Llegamos al hostel a las 14, tiramos los bolsos en la recepción y llamamos al restaurante. La primera vez que atendieron, aunque nos escucharon hablando en inglés, respondieron en francés y cortaron el teléfono. La segunda vez, al igual que la tercera y la cuarta nadie atendió. Casi deprimidos, llamamos a “Le Baratin”, un restaurante que muy recomendado en París y hacemos una reserva para las 19.45.

Los autores cuentan por qué nunca llegaron a almorzar en un restaurante donde tenían reserva, luego lo hicieron en otro que comentamos en Fondo de Olla y terminaron pensando que París les tenía algo de bronca.

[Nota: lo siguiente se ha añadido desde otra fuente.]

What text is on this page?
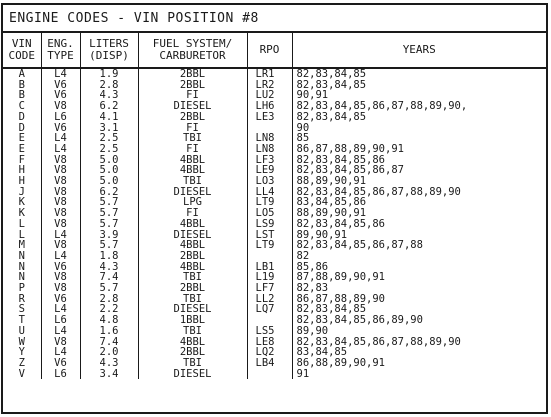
ENGINE CODES - VIN POSITION #8
VIN
CODE	ENG.
TYPE	LITERS
(DISP)	FUEL SYSTEM/
CARBURETOR	RPO	YEARS

A	L4	1.9	2BBL	LR1	82,83,84,85
B	V6	2.8	2BBL	LR2	82,83,84,85
B	V6	4.3	FI	LU2	90,91
C	V8	6.2	DIESEL	LH6	82,83,84,85,86,87,88,89,90,
D	L6	4.1	2BBL	LE3	82,83,84,85
D	V6	3.1	FI		90
E	L4	2.5	TBI	LN8	85
E	L4	2.5	FI	LN8	86,87,88,89,90,91
F	V8	5.0	4BBL	LF3	82,83,84,85,86
H	V8	5.0	4BBL	LE9	82,83,84,85,86,87
H	V8	5.0	TBI	LO3	88,89,90,91
J	V8	6.2	DIESEL	LL4	82,83,84,85,86,87,88,89,90
K	V8	5.7	LPG	LT9	83,84,85,86
K	V8	5.7	FI	LO5	88,89,90,91
L	V8	5.7	4BBL	LS9	82,83,84,85,86
L	L4	3.9	DIESEL	LST	89,90,91
M	V8	5.7	4BBL	LT9	82,83,84,85,86,87,88
N	L4	1.8	2BBL		82
N	V6	4.3	4BBL	LB1	85,86
N	V8	7.4	TBI	L19	87,88,89,90,91
P	V8	5.7	2BBL	LF7	82,83
R	V6	2.8	TBI	LL2	86,87,88,89,90
S	L4	2.2	DIESEL	LQ7	82,83,84,85
T	L6	4.8	1BBL		82,83,84,85,86,89,90
U	L4	1.6	TBI	LS5	89,90
W	V8	7.4	4BBL	LE8	82,83,84,85,86,87,88,89,90
Y	L4	2.0	2BBL	LQ2	83,84,85
Z	V6	4.3	TBI	LB4	86,88,89,90,91
V	L6	3.4	DIESEL		91
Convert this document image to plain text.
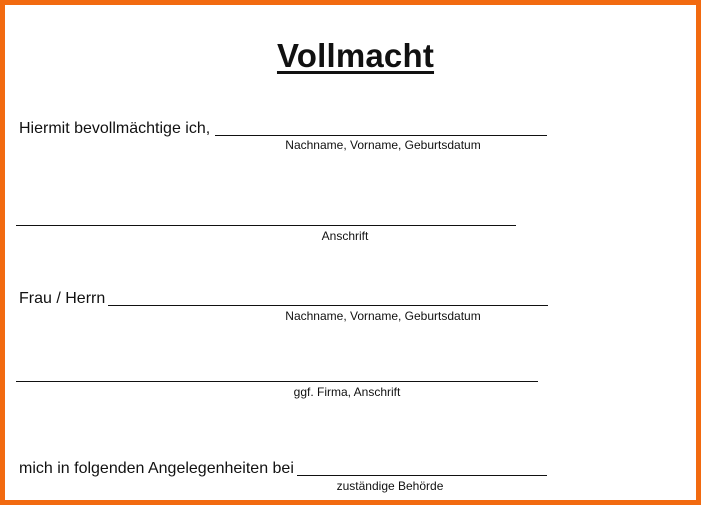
Vollmacht
Hiermit bevollmächtige ich,
Nachname, Vorname, Geburtsdatum
Anschrift
Frau / Herrn
Nachname, Vorname, Geburtsdatum
ggf. Firma, Anschrift
mich in folgenden Angelegenheiten bei
zuständige Behörde
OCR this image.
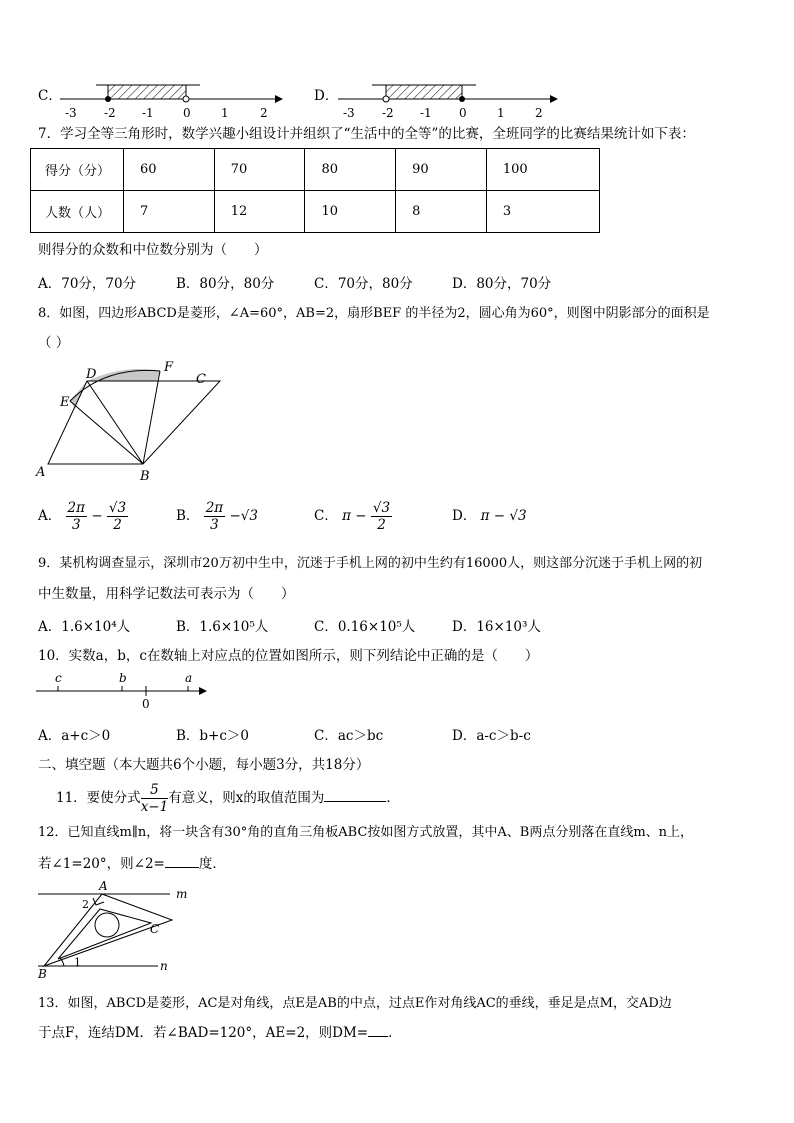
C．
-3 -2 -1 0	1	2
D．
-3 -2 -1 0	1	2
7．学习全等三角形时，数学兴趣小组设计并组织了“生活中的全等”的比赛，全班同学的比赛结果统计如下表：
得分（分）	60	70	80	90	100
人数（人）	7	12	10	8	3
则得分的众数和中位数分别为（　　）
A．70分，70分	B．80分，80分	C．70分，80分	D．80分，70分
8．如图，四边形ABCD是菱形，∠A=60°，AB=2，扇形BEF 的半径为2，圆心角为60°，则图中阴影部分的面积是
（ ）
A	B
C
D
E
F
A． $\frac{2\pi}{3} - \frac{√3}{2}$	B． $\frac{2\pi}{3} -√3$	C． $\pi - \frac{√3}{2}$	D． π − √3
9．某机构调查显示，深圳市20万初中生中，沉迷于手机上网的初中生约有16000人，则这部分沉迷于手机上网的初
中生数量，用科学记数法可表示为（　　）
A．1.6×10⁴人	B．1.6×10⁵人	C．0.16×10⁵人	D．16×10³人
10．实数a，b，c在数轴上对应点的位置如图所示，则下列结论中正确的是（　　）
c	b	a
0
A．a+c＞0	B．b+c＞0	C．ac＞bc	D．a-c＞b-c
二、填空题（本大题共6个小题，每小题3分，共18分）
11．要使分式 $\frac{5}{x-1}$ 有意义，则x的取值范围为	．
12．已知直线m∥n，将一块含有30°角的直角三角板ABC按如图方式放置，其中A、B两点分别落在直线m、n上，
若∠1=20°，则∠2=	度．
A
B
C
m
n
1
2
13．如图，ABCD是菱形，AC是对角线，点E是AB的中点，过点E作对角线AC的垂线，垂足是点M，交AD边
于点F，连结DM．若∠BAD=120°，AE=2，则DM= ．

Salimos a caminar, estamos a dos cuadras del Moulin Rouge y como ya habíamos estado en París, decidimos andar sin rumbo a ver “algo nuevo”. A los 30 minutos de caminata, nos damos cuenta de que estamos perdidos y tomamos por una zona que se parece a Quilmes o Bernal. Una hora después todavía no sabemos donde estamos, y seguimos buscando una boca del metro que nunca aparece. Cuando la encontramos, pensamos en que por lo menos queríamos ver algo turístico. Vamos en dirección a Notre Dame, pero nos bajamos en una parada que también se llama Notre Dame y no hay nada para ver, más que una capilla rodeada de edificios grises, al estilo del  Bronx en New York. Nos volvemos a subir al metro, nos bajamos en la parada que pensamos que es correcta; apenas salimos, para no perder más tiempo le preguntamos a una mujer y nos dice que la Catedral está lejísimo, que nos tomemos un taxi.

Por fortuna, o por milagro, llegamos a “Le Baratin” a tiempo. Al día siguiente, dejamos el hostel a las 5.30 am para perder el bus de las 7 y quedar varado otro par de horas en la terminal. Y esa situación fue el último indicio que necesitábamos para darnos cuenta de que quizá París tenía algo personal contra nosotros. Porque el eslogan de “París, la ciudad del amor” podría ser discutido, tal vez reformulado como “Cuidado, París”, simplemente para que a los turistas no nos tome desprevenidos o distraídamente enamorados.